When classifying critical points of $f(x,y)$, what does a “degenerate point” (when $f_{xx}f_{yy}=f_{xy}^2$) mean, exactly

calculusderivativesmultivariable-calculusterminology

In my textbook, I have the following way of classifying critical points:

\begin{array} {|c|c|c|c|}\hline f_x=f_y=0 & f_{xx} < 0 & W > 0 & \text{local maximum} \\ f_x=f_y=0 & f_{xx} > 0 & W > 0 & \text{local minimum} \\ f_x=f_y=0 & f_{xx} \text{ anything} & W < 0 & \text{saddle point} \\ f_x=f_y=0 & f_{xx} \text{ anything} & W = 0 & \text{degenerate} \\ \hline \end{array}

Notation: $f_x$ and $f_y$ are partial derivatives with respect to $x$ and $y$. And $W=f_{xx}f_{yy}-f^2_{xy}$ is the determinant of the Jacobian of second derivatives.

I understand what minimum/maximum points are and what saddle points are.

But what does a degenerate point mean, exactly?

Best Answer

I'm a bit surprised to see the word "degenerate" here - but what it means in context is that if $f_x=0$ and $f_y=0$ and $\det J_f = 0$, then the method fails to establish anything - you could be at a maximum or minimum, or you might not be. Basically, it's a catch-all case to say "you don't know what happened".

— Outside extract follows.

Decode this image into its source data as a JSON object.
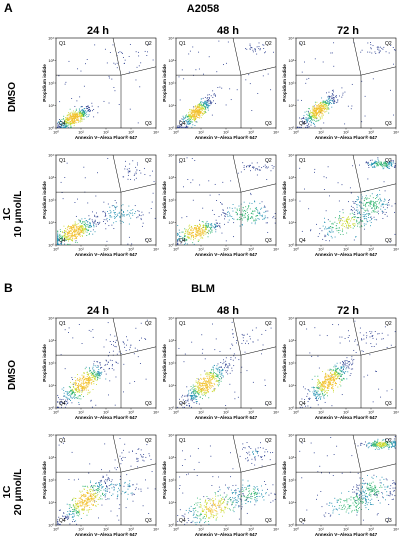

The method here works because we could write $$f(x+\Delta x,y + \Delta y) - f(x,y)\approx \frac{1}2f_{xx}(x,y)\cdot(\Delta x)^2 + f_{xy}(x,y)\cdot(\Delta x)(\Delta y) + \frac{1}2f_{yy}(x,y)\cdot(\Delta y)^2$$ where the approximation is good up to smaller than quadratic terms near $(x,y)$. If the determinant of $J_f$ is positive, we can say that we know what the approximation on the right looks like: it's some sort of "cup" shape forming a local minimum/maximum - perhaps it's something like $(\Delta x)^2 + (\Delta y)^2$. Similarly, a negative determinant indicates a saddle shape like $(\Delta x)^2 - (\Delta y)^2$. These shapes are robust to change in that adding a less-than-quadratic term does not affect the overall shape.

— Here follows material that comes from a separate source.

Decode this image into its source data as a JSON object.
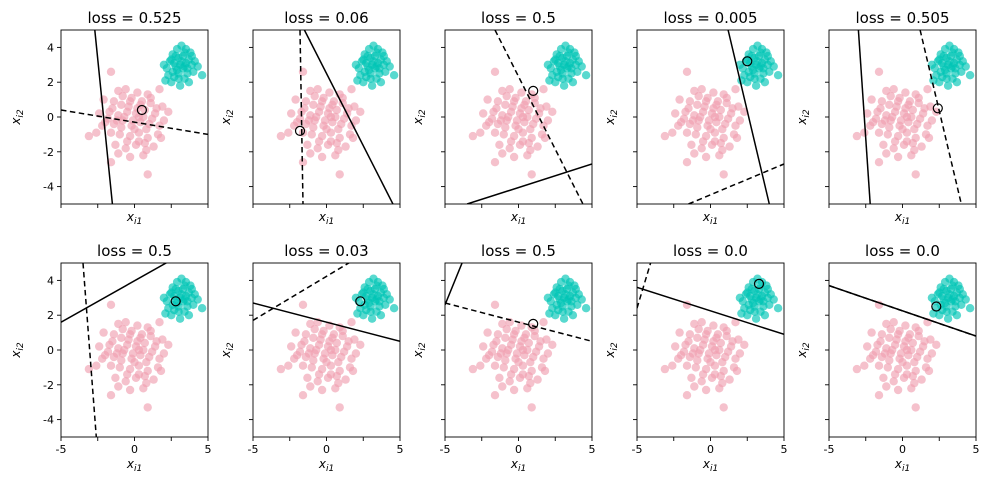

However, if the determinant of $J_f$ vanishes, that means that the approximation on the right will have some direction in which the approximation does not change and where the approximation's derivatives also vanish - it might look like $(\Delta x)^2$ where the function is curved upwards along the $x$ axis, but flat along the $y$-axis. The higher order terms would affect the behavior along the $y$ axis - maybe you're at a local minimum like if you had the function $x^2+y^4$ near $(0,0)$. Maybe it's a sort of saddle point, like in $x^2 - y^4$. Maybe it's something weird like $x^2 + y^3$ which is not a minimum or maximum, nor is it really a saddle point. Even worse, the approximation could just be $0$, where we learned pretty much nothing about the function from its first and second order terms. This happens for functions like $x^3+y^3$ or $x^4+y^4$ where you can see two different behaviors.

Basically: whenever the determinant of $J_f$ is non-zero, the behavior of the function locally is well described by a quadratic approximation that classifies it between minimum, maximum, and saddle point. When this determinant is zero, we need to look at better approximations. It's the same issue as arises in one dimension where if we know $f'(x)=0$ we can determine minimum or maximum if $f''(x)\neq 0$, but would need more information if $f''(x)=0$.